When he had sought her out at the theater that first time, back in ’94, that sense of possession had driven him to believe she could not be what the rumors claimed. But everything changed the instant he saw her surrounded by her court of admirers.

He’d been surprised at her looks. She’d been only twenty-one, but looked older. Not in a haggard way. No, she had still been beautiful, take-your-breath-away beautiful. But all hint of graceless youth, of girlish roundness, was gone, replaced by a willowy slenderness that brought out the strength of her features: the high cheekbones, the straight nose, the elegant curve of jaw set upon the slim white column of her neck. And more than the physical change, the inevitable casting off of youth, was the expression in her face. Worldly. Sophisticated. Smart. It suited her, and certainly suited her chosen profession. The girl he’d left behind had become a woman. Almost too much of a woman. She was not his Willie anymore. She’d even somehow managed to lose every hint of Cornwall in her voice. She was a lady of London now. The notorious Wilhelmina. And no longer his.

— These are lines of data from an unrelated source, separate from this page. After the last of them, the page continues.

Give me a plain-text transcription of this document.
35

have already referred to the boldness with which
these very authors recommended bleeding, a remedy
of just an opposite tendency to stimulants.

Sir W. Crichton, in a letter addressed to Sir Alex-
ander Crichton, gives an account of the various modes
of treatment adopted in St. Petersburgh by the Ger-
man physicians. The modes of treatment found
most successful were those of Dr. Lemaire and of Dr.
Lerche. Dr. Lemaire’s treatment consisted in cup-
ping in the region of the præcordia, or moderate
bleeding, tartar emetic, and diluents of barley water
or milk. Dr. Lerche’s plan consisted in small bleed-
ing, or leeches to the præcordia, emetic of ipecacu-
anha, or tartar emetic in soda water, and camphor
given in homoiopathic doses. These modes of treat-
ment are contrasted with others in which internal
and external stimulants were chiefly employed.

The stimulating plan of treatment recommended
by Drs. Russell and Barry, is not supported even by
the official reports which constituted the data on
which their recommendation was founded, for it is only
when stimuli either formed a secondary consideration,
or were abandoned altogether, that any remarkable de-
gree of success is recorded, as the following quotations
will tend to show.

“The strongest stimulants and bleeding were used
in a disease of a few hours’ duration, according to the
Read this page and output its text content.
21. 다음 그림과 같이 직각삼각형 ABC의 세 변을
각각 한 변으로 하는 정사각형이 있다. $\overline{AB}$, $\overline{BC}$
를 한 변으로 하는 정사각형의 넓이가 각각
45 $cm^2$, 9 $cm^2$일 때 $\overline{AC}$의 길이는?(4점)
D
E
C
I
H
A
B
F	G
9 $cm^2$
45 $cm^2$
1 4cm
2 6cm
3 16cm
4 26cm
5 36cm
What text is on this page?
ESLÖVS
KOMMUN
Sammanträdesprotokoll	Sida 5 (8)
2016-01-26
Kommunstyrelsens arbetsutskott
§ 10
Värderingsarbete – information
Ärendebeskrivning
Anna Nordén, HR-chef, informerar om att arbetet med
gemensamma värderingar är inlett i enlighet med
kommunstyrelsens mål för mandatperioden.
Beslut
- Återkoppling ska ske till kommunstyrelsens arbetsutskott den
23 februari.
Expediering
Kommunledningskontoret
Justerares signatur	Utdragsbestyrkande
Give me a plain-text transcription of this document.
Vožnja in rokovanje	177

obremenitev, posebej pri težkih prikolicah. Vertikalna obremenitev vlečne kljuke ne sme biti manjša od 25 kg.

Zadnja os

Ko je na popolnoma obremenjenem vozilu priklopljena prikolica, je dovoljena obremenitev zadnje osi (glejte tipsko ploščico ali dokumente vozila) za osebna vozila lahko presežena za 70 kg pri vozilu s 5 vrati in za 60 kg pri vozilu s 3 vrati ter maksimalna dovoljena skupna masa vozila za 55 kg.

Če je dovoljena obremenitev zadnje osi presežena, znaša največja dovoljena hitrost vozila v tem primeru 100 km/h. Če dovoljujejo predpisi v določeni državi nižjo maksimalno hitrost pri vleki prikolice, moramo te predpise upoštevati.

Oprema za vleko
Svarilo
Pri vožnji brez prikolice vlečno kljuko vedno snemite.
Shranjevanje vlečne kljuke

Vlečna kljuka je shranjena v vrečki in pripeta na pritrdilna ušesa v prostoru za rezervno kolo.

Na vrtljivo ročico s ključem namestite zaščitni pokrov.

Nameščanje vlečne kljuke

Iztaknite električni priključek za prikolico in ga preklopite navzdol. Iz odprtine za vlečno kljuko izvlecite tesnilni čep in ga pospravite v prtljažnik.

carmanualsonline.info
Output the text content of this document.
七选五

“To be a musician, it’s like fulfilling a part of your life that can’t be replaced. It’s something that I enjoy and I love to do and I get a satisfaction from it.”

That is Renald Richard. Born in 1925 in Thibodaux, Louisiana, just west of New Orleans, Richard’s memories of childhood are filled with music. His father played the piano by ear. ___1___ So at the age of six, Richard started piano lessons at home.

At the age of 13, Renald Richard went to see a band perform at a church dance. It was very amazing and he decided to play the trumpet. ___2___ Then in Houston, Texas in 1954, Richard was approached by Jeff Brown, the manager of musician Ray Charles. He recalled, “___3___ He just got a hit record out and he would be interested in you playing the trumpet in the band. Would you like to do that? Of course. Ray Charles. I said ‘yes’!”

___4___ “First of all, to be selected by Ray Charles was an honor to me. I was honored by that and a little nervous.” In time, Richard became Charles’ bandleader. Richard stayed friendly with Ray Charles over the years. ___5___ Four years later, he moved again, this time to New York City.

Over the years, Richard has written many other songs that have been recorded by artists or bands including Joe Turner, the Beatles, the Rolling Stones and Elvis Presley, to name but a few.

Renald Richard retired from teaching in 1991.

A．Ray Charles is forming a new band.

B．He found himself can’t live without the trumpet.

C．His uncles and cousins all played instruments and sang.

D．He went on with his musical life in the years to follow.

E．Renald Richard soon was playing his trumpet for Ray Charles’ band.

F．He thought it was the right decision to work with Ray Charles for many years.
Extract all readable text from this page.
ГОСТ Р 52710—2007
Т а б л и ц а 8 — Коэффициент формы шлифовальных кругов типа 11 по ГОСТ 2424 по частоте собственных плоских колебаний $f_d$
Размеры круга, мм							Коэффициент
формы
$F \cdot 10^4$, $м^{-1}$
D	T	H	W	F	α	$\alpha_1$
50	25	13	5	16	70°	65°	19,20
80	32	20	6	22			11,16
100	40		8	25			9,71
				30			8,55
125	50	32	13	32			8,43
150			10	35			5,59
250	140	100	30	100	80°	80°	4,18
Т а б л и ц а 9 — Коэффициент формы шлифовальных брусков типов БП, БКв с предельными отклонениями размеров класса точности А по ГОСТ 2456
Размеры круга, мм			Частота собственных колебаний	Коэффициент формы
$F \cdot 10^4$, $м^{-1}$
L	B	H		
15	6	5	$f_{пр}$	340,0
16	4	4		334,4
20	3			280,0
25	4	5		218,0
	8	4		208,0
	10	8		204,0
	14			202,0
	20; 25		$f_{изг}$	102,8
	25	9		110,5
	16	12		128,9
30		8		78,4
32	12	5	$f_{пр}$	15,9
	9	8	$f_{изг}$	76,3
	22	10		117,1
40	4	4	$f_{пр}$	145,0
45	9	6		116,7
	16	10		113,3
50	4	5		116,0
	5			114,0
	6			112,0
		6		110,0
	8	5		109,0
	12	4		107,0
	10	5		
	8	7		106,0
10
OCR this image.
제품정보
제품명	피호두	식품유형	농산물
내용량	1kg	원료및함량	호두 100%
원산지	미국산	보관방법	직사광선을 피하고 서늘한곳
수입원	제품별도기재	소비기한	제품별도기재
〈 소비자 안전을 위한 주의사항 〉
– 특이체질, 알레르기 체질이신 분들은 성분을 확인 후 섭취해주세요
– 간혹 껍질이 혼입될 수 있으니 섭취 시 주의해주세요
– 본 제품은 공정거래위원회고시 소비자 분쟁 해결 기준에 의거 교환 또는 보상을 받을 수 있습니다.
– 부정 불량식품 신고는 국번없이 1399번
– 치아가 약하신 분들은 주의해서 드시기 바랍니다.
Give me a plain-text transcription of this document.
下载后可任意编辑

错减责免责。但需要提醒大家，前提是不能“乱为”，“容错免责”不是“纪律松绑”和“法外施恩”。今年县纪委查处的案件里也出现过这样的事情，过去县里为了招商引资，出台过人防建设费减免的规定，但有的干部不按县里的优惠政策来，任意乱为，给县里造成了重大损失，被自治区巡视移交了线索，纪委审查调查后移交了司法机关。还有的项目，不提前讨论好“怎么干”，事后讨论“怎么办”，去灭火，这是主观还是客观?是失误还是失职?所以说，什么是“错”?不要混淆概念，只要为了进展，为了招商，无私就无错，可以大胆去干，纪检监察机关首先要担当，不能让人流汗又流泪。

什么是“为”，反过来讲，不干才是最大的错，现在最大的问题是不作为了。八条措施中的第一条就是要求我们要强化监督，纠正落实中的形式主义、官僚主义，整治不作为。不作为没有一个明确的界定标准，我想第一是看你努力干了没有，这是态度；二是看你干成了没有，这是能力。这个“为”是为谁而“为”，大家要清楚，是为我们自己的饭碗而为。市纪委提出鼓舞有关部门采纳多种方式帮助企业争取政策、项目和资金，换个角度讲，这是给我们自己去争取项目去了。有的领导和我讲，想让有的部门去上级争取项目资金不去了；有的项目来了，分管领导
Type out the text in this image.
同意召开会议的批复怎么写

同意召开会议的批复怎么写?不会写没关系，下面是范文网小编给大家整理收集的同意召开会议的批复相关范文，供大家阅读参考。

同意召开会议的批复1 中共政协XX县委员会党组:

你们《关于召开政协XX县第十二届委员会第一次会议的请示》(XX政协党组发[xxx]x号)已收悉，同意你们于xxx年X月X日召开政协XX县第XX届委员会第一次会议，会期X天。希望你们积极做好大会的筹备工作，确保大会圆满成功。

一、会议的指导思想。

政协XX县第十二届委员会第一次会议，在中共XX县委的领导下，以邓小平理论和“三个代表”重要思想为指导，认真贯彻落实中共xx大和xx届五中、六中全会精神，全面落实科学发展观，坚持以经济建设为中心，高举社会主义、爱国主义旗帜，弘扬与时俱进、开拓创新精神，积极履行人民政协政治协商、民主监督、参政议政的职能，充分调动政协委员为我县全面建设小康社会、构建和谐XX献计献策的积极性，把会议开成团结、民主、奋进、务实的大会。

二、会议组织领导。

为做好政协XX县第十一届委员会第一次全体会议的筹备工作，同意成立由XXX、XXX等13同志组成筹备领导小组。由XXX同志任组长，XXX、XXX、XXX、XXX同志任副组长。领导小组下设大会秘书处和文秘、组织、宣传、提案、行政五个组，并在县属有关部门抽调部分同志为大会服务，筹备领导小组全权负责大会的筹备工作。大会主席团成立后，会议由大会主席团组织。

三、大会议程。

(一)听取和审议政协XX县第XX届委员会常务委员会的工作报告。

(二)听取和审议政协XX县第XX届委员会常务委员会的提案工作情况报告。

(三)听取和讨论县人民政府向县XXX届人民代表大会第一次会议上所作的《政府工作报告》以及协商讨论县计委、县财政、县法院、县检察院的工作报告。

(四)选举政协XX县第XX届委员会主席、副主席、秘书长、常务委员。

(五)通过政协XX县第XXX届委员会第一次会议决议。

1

“I could see all those memories of Cornwall, and a hayloft, beneath the anger in your eyes,” she said. “The same memories flooded through me at that moment, I assure you. But I sent you away with my show of disdain and hoped never to endure that pain of regret again, hoped that you would stay away.” She laughed softly. “And then five years later, you showed up on my doorstep. The proud lieutenant.”